Mr. Rudd grinned. “All right,” he said. “We'll see what happens.”

“Maybe the commodore has weather reports,” I said hopefully. “Maybe he doesn't think there is going to be a typhoon.”

“Maybe not,” said Mr. Rudd. “I'm going down and secure everything around the engine room just the same.”

He left the bridge. I watched him go down the companion-way and, leaning against the wind, push his way across the wet deck. When he opened the door to the passageway below the wind caught it, and he wrestled with it as I had. Just before he disappeared inside he turned and, still holding the door in both hands, he grinned at me. Then he slammed it after him.

At noon Mr. Crane came to the bridge and stood with his sextant in his hand. There was not even a bright spot in the gray clouds to tell where the sun was. He put the sextant back in its box. At twelve-thirty the commodore hoisted signal flags to give his position. We copied it down, and I watched Mr. Crane plot it on the chart. Using a very sharp lead pencil, he put a tiny dot on the white chart. Then, with the polished black parallel rules, he drew a thin gray line from the dot. On this line with the pinpoints of the dividers he measured off our future positions for every four hours. He was very neat and painstakingly exact.

“We'll be here at eight tonight,” he pointed out to me. “After that we won't be near enough land to seek shelter, no matter what happens.”

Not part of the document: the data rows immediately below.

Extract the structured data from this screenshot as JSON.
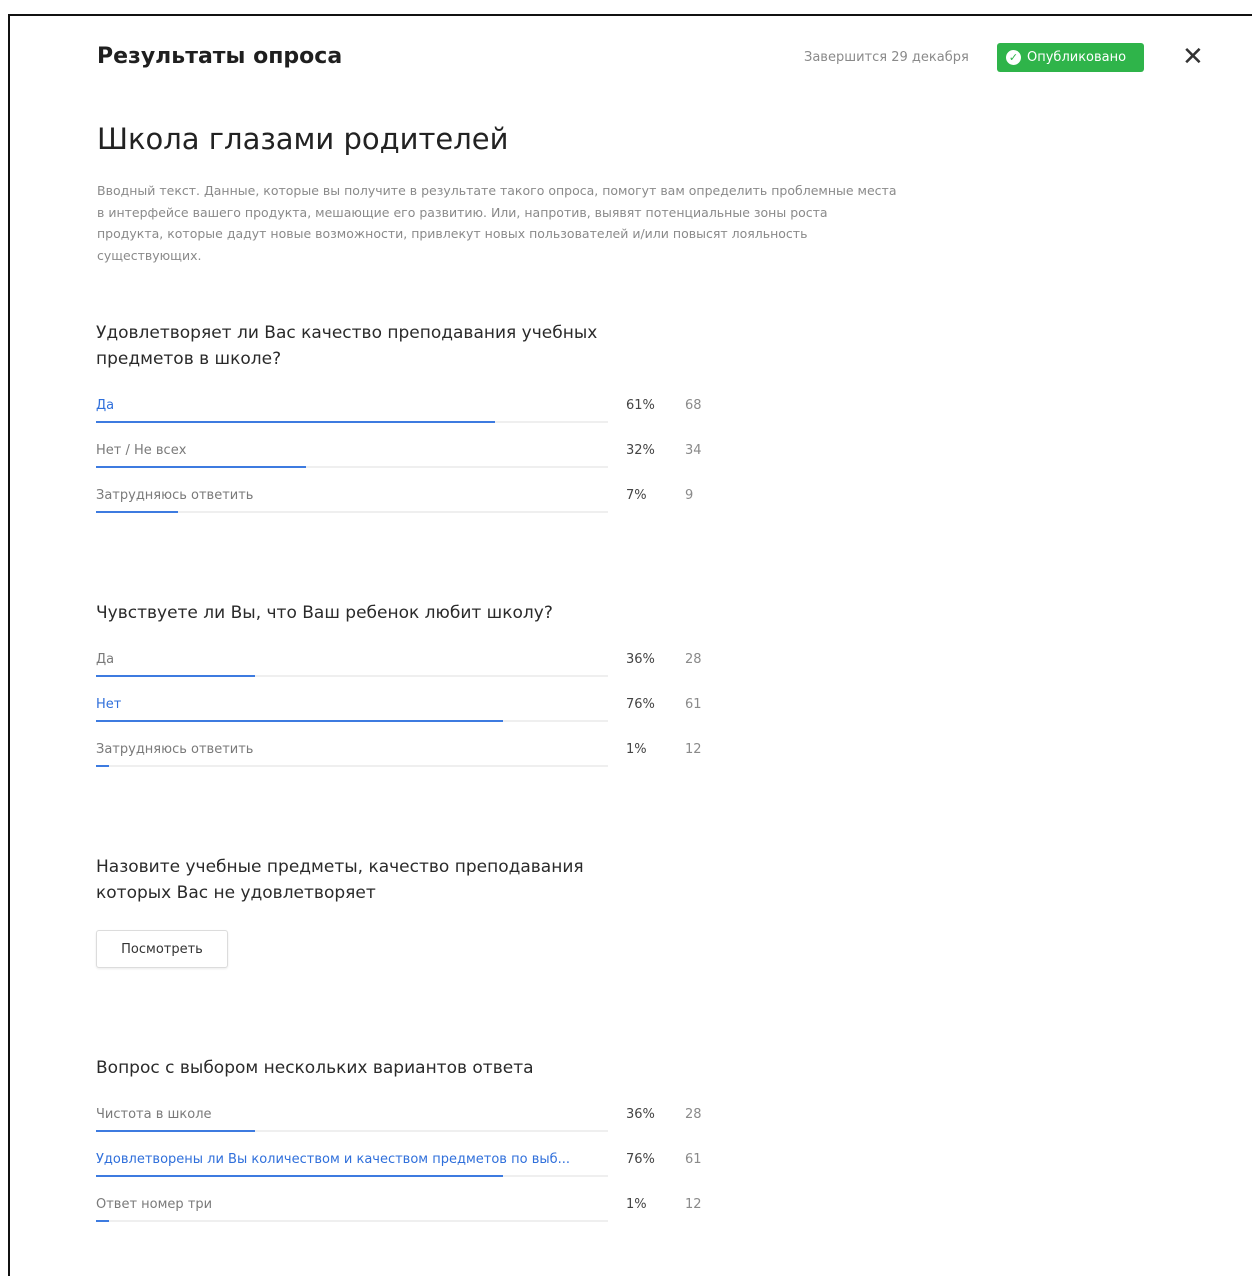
{
  "header": {
    "title": "Результаты опроса",
    "deadline": "Завершится 29 декабря",
    "status_badge": "Опубликовано",
    "close_icon": "close-icon"
  },
  "survey": {
    "title": "Школа глазами родителей",
    "intro": "Вводный текст. Данные, которые вы получите в результате такого опроса, помогут вам определить проблемные места в интерфейсе вашего продукта, мешающие его развитию. Или, напротив, выявят потенциальные зоны роста продукта, которые дадут новые возможности, привлекут новых пользователей и/или повысят лояльность существующих."
  },
  "questions": [
    {
      "title": "Удовлетворяет ли Вас качество преподавания учебных предметов в школе?",
      "options": [
        {
          "label": "Да",
          "percent": "61%",
          "count": "68",
          "fill": 0.78,
          "selected": true
        },
        {
          "label": "Нет / Не всех",
          "percent": "32%",
          "count": "34",
          "fill": 0.41,
          "selected": false
        },
        {
          "label": "Затрудняюсь ответить",
          "percent": "7%",
          "count": "9",
          "fill": 0.16,
          "selected": false
        }
      ]
    },
    {
      "title": "Чувствуете ли Вы, что Ваш ребенок любит школу?",
      "options": [
        {
          "label": "Да",
          "percent": "36%",
          "count": "28",
          "fill": 0.31,
          "selected": false
        },
        {
          "label": "Нет",
          "percent": "76%",
          "count": "61",
          "fill": 0.795,
          "selected": true
        },
        {
          "label": "Затрудняюсь ответить",
          "percent": "1%",
          "count": "12",
          "fill": 0.025,
          "selected": false
        }
      ]
    },
    {
      "title": "Назовите учебные предметы, качество преподавания которых Вас не удовлетворяет",
      "button": "Посмотреть"
    },
    {
      "title": "Вопрос с выбором нескольких вариантов ответа",
      "options": [
        {
          "label": "Чистота в школе",
          "percent": "36%",
          "count": "28",
          "fill": 0.31,
          "selected": false
        },
        {
          "label": "Удовлетворены ли Вы количеством и качеством предметов по выб...",
          "percent": "76%",
          "count": "61",
          "fill": 0.795,
          "selected": true
        },
        {
          "label": "Ответ номер три",
          "percent": "1%",
          "count": "12",
          "fill": 0.025,
          "selected": false
        }
      ]
    }
  ],
  "colors": {
    "accent": "#3d7be0",
    "selected_text": "#2f6fdb",
    "badge_green": "#2fb44a"
  }
}
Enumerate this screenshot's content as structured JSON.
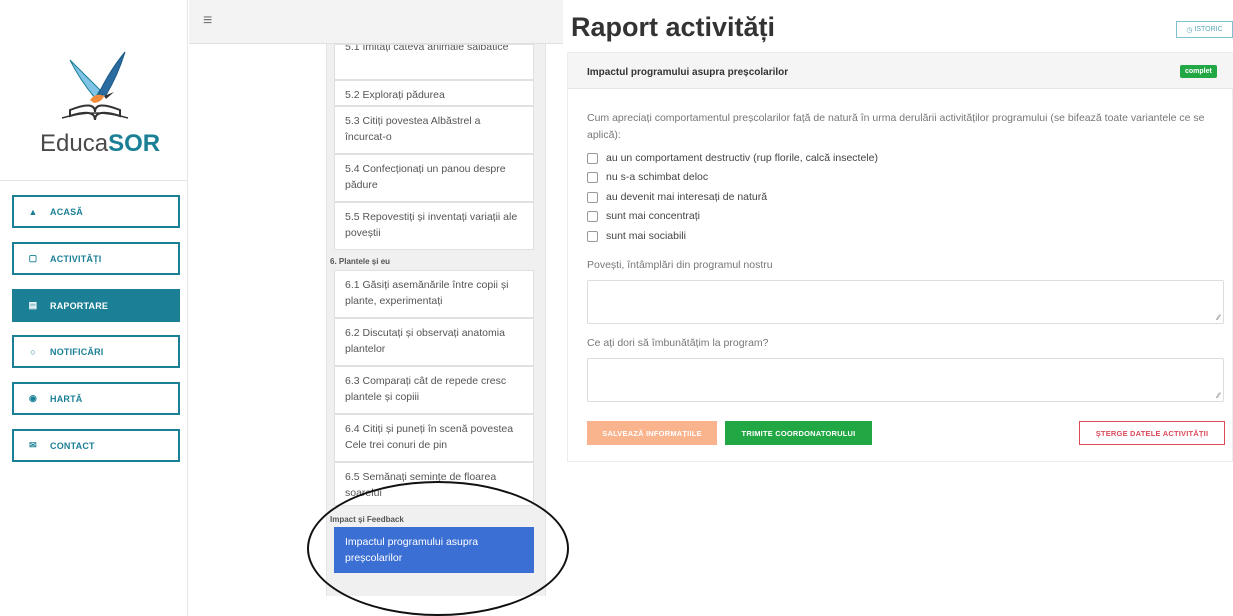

All that day and all the next day the wind increased. It did not increase in gusts or flurries; it increased slowly and deliberately, taking its time about it. Every watch we had to call for a few more turns from the engine room to keep up with the larger ships. On the third day we were proceeding at top speed. The ship threw herself maliciously against the onrushing seas. She shuddered and quaked and twisted. Below decks there was a shambles. The dishes had fallen to the galley floor and lay scattered there inches deep like huge jagged, snowflakes. From the racks around the crew's mess table fell jars of jam. Even after they had been wiped up the decks were sticky. There was the continual sound of one thing banging against another. Doors swung on their hinges, cups ticked against one another as they dangled from their hooks, the contents of drawers slid back and forth, and glasses in a rack jiggled together. The men went to their bunks as soon as they were off watch. Most of them were not actively seasick, but the continual effort of bracing oneself against the violent motion of the ship produced an acute physical weariness. Living aboard the ship was a little like standing on a still floor shifting one's weight from one leg to the other day after day.